After Yang (2021)
What is it about crap dancing that is so uncomfortable? After watching Fresh yesterday, where it happens more than once, even as the opening credits rolled here, they're at it again. This time in some near-future interactive family dance-off. Farrell has never been notorious for his 'moves' and that is evident here. He won't be playing John Travolta in his inevitable biopic, I expect.
If you're here because of the sci-fi, I hope you're good at holding your breath, because this is the near future in spite of and not because of technology and the director is at pains to point this out by only flirting with what may come, resisting the urge to take away from the real story of an appreciation of life and your connections to your family, friends and the world around you.
The last time we saw a feature presentation from director Kogonada was 2017's Columbus, which also dedicates the majority of its time examining humanity, though maybe not as obviously as he does here. Here there is an almost polar opposite example to conjure against, the technosapiens, one of which, Yang, is living in the family home before its untimely and plot-pertinent breakdown.

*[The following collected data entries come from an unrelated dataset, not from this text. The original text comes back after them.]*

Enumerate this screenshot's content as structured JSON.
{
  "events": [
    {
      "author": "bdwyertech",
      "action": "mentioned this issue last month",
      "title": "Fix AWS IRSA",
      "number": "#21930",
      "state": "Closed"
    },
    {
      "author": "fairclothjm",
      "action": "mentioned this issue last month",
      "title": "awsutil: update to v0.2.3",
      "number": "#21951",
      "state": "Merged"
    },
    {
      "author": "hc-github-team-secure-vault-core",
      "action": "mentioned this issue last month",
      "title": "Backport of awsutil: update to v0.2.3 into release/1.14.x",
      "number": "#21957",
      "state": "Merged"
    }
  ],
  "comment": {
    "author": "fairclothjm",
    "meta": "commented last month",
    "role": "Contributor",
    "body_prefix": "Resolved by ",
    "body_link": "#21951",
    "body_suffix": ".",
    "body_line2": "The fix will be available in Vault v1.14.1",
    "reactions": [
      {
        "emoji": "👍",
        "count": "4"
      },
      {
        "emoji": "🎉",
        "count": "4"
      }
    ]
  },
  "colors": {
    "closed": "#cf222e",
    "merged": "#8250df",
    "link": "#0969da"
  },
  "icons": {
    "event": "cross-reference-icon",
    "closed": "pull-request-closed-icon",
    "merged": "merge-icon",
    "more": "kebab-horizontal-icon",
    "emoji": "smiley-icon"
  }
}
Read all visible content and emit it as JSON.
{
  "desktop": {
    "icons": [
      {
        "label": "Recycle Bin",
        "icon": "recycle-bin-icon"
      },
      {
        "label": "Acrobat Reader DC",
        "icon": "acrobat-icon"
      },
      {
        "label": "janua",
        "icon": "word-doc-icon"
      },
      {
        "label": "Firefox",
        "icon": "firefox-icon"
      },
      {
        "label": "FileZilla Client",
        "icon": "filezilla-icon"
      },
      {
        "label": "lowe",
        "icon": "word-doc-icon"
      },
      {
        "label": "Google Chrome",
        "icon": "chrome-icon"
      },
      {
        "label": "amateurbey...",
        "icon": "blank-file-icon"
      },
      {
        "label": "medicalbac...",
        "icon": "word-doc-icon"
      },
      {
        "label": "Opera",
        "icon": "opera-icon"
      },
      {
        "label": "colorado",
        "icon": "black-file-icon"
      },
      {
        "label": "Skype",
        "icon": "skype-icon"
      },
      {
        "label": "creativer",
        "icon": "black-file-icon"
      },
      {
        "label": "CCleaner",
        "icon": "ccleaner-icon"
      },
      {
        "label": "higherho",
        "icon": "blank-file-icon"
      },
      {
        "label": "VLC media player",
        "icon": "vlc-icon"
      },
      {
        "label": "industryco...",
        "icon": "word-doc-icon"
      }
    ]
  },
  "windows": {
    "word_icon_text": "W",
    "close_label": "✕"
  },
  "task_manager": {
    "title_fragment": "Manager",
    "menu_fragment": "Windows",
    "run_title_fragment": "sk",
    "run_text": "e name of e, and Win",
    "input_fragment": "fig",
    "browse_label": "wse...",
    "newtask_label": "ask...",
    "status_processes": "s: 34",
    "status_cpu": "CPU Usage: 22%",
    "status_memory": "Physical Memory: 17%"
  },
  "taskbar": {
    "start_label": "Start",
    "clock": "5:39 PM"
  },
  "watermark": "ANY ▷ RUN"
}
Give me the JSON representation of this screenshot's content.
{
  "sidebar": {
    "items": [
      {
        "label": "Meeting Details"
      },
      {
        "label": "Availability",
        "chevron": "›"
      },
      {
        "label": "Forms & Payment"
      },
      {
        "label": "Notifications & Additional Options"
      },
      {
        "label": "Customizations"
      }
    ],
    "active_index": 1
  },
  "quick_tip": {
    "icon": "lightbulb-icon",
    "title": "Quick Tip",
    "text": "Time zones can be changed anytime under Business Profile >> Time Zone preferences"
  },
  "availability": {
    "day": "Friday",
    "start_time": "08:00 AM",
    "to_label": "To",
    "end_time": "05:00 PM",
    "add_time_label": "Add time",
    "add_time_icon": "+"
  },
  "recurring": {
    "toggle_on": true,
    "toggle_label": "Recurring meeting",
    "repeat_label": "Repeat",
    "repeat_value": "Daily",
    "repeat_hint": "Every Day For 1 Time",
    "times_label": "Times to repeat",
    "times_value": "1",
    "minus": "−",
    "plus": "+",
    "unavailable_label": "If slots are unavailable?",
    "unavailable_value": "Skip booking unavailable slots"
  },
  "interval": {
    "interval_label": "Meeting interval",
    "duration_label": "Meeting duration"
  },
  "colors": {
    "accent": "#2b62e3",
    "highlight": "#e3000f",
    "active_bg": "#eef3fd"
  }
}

The visuals here are often heart-stoppingly beautiful to behold and Kogonada's choice of placement is always intriguing and sometimes, but not always, creative. The colour palette he uses deliberately feels natural and organic with a score that rarely over-rides what is seen. The eastern, almost oriental, design nurtures respect, consideration and transcendence. The zen-like calm liberally scattered across the whole film is difficult to ignore and like a decent cup of tea, can be cathartic and relaxing.
Unsurprisingly, the performances are all understated, but no less admirable for that, and as for an example of how we treat each other, it may take something like this to confirm our treatment of others who are almost, but not quite like, ourselves. In that respect, Yang is a perfect foil for our own global and personal potential.